M. Golubitsky, K. Josic and E. Shea-Brown

Winding numbers and averaged frequencies in phase oscillator networks

J. Nonlinear Science. 16 (2006) 201-231.

We study networks of coupled phase oscillators and show that network architecture can force relations between average frequencies of the oscillators. The main tool of our analysis is coupled cell theory developed by Stewart, Golubitsky, Pivato, and Torok, which provides precise relations between network architecture and the corresponding class of ODEs in R^M, and gives conditions for the flow-invariance of certain polydiagonal subspaces for all coupled systems with a given network architecture. The theory generalizes the notion of fixed-point subspaces for subgroups of network symmetries and directly extends to networks of coupled phase oscillators.
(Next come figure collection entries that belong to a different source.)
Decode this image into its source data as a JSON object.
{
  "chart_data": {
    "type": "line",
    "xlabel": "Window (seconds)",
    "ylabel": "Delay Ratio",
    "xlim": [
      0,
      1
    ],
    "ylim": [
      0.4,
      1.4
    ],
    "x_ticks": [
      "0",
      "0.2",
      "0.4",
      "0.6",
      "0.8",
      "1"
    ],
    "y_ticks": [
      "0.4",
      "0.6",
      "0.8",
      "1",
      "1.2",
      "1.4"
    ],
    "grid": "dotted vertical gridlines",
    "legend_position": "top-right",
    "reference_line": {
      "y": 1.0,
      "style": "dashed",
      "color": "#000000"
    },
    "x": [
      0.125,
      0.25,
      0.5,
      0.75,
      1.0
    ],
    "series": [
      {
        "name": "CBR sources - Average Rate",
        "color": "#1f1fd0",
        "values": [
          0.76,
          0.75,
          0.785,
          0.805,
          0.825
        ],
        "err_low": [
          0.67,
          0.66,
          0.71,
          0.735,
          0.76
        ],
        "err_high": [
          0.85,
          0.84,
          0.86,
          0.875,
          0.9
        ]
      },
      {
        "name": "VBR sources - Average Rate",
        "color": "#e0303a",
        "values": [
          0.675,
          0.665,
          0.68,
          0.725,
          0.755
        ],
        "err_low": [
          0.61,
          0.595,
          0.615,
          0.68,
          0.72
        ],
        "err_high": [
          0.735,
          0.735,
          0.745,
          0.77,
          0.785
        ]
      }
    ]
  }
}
For systems of coupled phase oscillators (but not generally for ODEs in R^M), invariant polydiagonal subsets of codimension one arise naturally and strongly restrict the network dynamics. We say that two oscillators i and j coevolve if the polydiagonal theta_i = theta_j is flow-invariant and show that the average frequencies of these oscillators must be equal. Given a network architecture, it is shown that coupled cell theory provides a direct way of testing when two oscillators coevolve. We give generalization of these results to pairs of synchronous sets of phase oscillators using quotient networks, and discuss implications for networks of spiking cells and those connected through buffers that implement coupling dynamics. We conclude by showing how oscillators in a network can be partitioned into collections with closely related dynamics.